What do wedding toasts and Abraham Lincoln have in common?

Exactly 156 years ago, Lincoln delivered The Gettysburg Address at Soldiers’ National Cemetery in Pennsylvania. 

On Tuesday, Nov. 19, Illinois State University history professor and Lincoln scholar Stewart Winger compared the organizational structure of The Gettysburg Address to the perfect format for a wedding toast.

Winger said Lincoln used a form of persuasive rhetoric called antithesis to emphasize his main points and contrast the speech’s cultural context with the bigger picture. 

“Antithesis is limited in length. You can do it for a while, but it is the ideal form for a wedding toast. If you’re the maid of honor, and you have to toast the bride, you’re going to say, ‘so and so is really great and people like her for this, but what’s really great about her is this,” Winger said.

 “That’s the perfect wedding toast, and he [Lincoln] knows that. He’s a 19th century guy, and that’s how they learn rhetoric,” Winger continued. 

The speech itself took Lincoln just a few minutes to deliver, but Winger said each word was strategically chosen. 

Winger described Lincoln as a “self-conscious poetic stylist” and said his writing contrasted Latin and Anglo-Saxon vocabulary, much like Romantic writers who valued emotion and sensibility. 

The phrase “Four score and seven years ago” appealed to religious Americans, according to Winger. 

“That’s the language of the King James Bible. The age of man is four score and ten, from the Psalms,” Winger said. “He’s framing American history in terms of the Bible and religion.”

At the beginning of the Gettysburg Address, Lincoln references the Declaration of Independence

Winger said Lincoln referenced the document because he wanted to center American nationality around the idea that all men, including black men, were created equal. 

“One thing you probably don’t know from your high school is that there is huge opposition to the Civil War in the North. The white south is unified. In the north, that doesn’t happen,” Winger said.

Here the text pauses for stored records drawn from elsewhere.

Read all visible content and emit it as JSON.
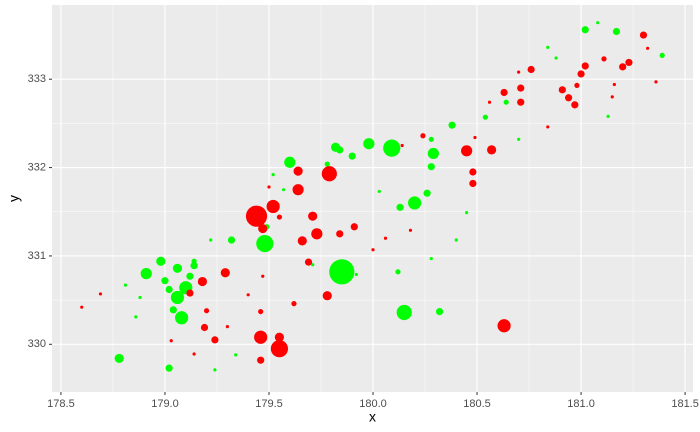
{
  "chart_data": {
    "type": "scatter",
    "x_label": "x",
    "y_label": "y",
    "xlim": [
      178.457,
      181.538
    ],
    "ylim": [
      329.46,
      333.84
    ],
    "xticks": [
      178.5,
      {
        "value": 179,
        "label": "179.0"
      },
      179.5,
      {
        "value": 180,
        "label": "180.0"
      },
      180.5,
      {
        "value": 181,
        "label": "181.0"
      },
      181.5
    ],
    "yticks": [
      330,
      331,
      332,
      333
    ],
    "grid": true,
    "series": [
      {
        "color": "#00ff00",
        "x": [
          181.02,
          181.08,
          181.17,
          181.39,
          181.13,
          180.84,
          180.88,
          180.7,
          180.64,
          180.54,
          180.38,
          180.28,
          180.29,
          180.09,
          179.98,
          179.9,
          179.84,
          179.82,
          179.78,
          179.6,
          179.52,
          180.28,
          180.26,
          180.2,
          180.13,
          180.03,
          180.45,
          180.4,
          180.28,
          180.12,
          179.85,
          179.48,
          179.49,
          179.32,
          179.22,
          178.98,
          179.0,
          179.06,
          179.12,
          179.14,
          178.91,
          179.1,
          179.06,
          179.02,
          179.04,
          179.08,
          178.88,
          178.86,
          178.78,
          178.81,
          179.02,
          179.24,
          179.34,
          180.15,
          180.32,
          179.71,
          179.92,
          179.66,
          179.57,
          179.14
        ],
        "y": [
          333.56,
          333.64,
          333.54,
          333.27,
          332.58,
          333.36,
          333.24,
          332.32,
          332.74,
          332.57,
          332.48,
          332.32,
          332.16,
          332.22,
          332.27,
          332.13,
          332.2,
          332.23,
          332.04,
          332.06,
          331.92,
          332.01,
          331.71,
          331.6,
          331.55,
          331.73,
          331.49,
          331.18,
          330.97,
          330.82,
          330.82,
          331.14,
          331.33,
          331.18,
          331.18,
          330.94,
          330.72,
          330.86,
          330.77,
          330.89,
          330.8,
          330.64,
          330.53,
          330.62,
          330.39,
          330.3,
          330.53,
          330.31,
          329.84,
          330.67,
          329.73,
          329.71,
          329.88,
          330.36,
          330.37,
          330.9,
          330.79,
          331.18,
          331.75,
          330.94
        ],
        "size": [
          3,
          1,
          3,
          2,
          1,
          1,
          1,
          1,
          2,
          2,
          3,
          2,
          5,
          8,
          5,
          3,
          3,
          4,
          2,
          5,
          1,
          3,
          3,
          6,
          3,
          1,
          1,
          1,
          1,
          2,
          12,
          8,
          2,
          3,
          1,
          4,
          3,
          4,
          3,
          3,
          5,
          6,
          6,
          3,
          3,
          6,
          1,
          1,
          4,
          1,
          3,
          1,
          1,
          7,
          3,
          1,
          1,
          1,
          1,
          2
        ]
      },
      {
        "color": "#ff0000",
        "x": [
          181.3,
          181.32,
          181.23,
          181.2,
          181.11,
          181.02,
          181.0,
          180.98,
          180.94,
          180.91,
          180.97,
          181.16,
          181.15,
          181.36,
          180.76,
          180.7,
          180.71,
          180.71,
          180.63,
          180.56,
          180.49,
          180.57,
          180.45,
          180.48,
          180.48,
          180.24,
          179.79,
          179.64,
          179.64,
          179.55,
          179.52,
          179.44,
          179.47,
          179.5,
          179.71,
          179.73,
          179.66,
          179.69,
          179.84,
          179.91,
          179.78,
          179.55,
          179.55,
          179.46,
          179.62,
          179.46,
          179.47,
          179.4,
          179.29,
          179.18,
          179.12,
          179.2,
          179.19,
          179.24,
          179.14,
          179.3,
          179.46,
          179.03,
          178.69,
          178.6,
          180.63,
          180.0,
          180.06,
          180.18,
          180.84,
          180.14
        ],
        "y": [
          333.5,
          333.35,
          333.19,
          333.14,
          333.23,
          333.15,
          333.06,
          332.93,
          332.79,
          332.88,
          332.71,
          332.94,
          332.8,
          332.97,
          333.11,
          333.08,
          332.9,
          332.74,
          332.85,
          332.74,
          332.34,
          332.2,
          332.19,
          331.95,
          331.82,
          332.36,
          331.93,
          331.96,
          331.75,
          331.44,
          331.56,
          331.45,
          331.31,
          331.78,
          331.45,
          331.25,
          331.17,
          330.93,
          331.25,
          331.33,
          330.55,
          330.08,
          329.95,
          330.08,
          330.46,
          330.37,
          330.77,
          330.56,
          330.81,
          330.71,
          330.58,
          330.38,
          330.19,
          330.05,
          329.89,
          330.2,
          329.82,
          330.04,
          330.57,
          330.42,
          330.21,
          331.07,
          331.2,
          331.29,
          332.46,
          332.25
        ],
        "size": [
          3,
          1,
          3,
          3,
          2,
          3,
          3,
          2,
          3,
          3,
          3,
          1,
          1,
          1,
          3,
          1,
          3,
          3,
          3,
          1,
          1,
          4,
          5,
          3,
          3,
          2,
          7,
          4,
          5,
          2,
          6,
          10,
          4,
          1,
          4,
          5,
          4,
          3,
          3,
          3,
          4,
          4,
          8,
          6,
          2,
          2,
          1,
          1,
          4,
          4,
          3,
          2,
          3,
          3,
          1,
          1,
          3,
          1,
          1,
          1,
          6,
          1,
          1,
          1,
          1,
          1
        ]
      }
    ]
  }
}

“The copperheads, which are intensely racist democrats, do not want to be involved in a war on behalf of black freedom. So the desertion rate in the army is one third,” Winger continued. 

According to Winger, Lincoln’s wording in the Gettysburg Address encouraged Northern men to fight in the war. 

By using religious terms and phrases, Winger said Lincoln persuaded people to sacrifice themselves for those who fought and died in the Civil War. 

“This is an intense religious moment, and he’s already articulated what makes it holy: ‘those who here gave their lives that that nation might live,’” Winger said. 

Winger’s careful analysis of The Gettysburg Address digs deeper than the flowery language on the surface.

“We tend to sentimentalize Lincoln and not realize that there’s a political knife here that he’s wielding in the rhetorical battle,” Winger said. “He’s articulating that the war is for human freedom, including black freedom, and if you’re not on board for that, then you have betrayed the dead.”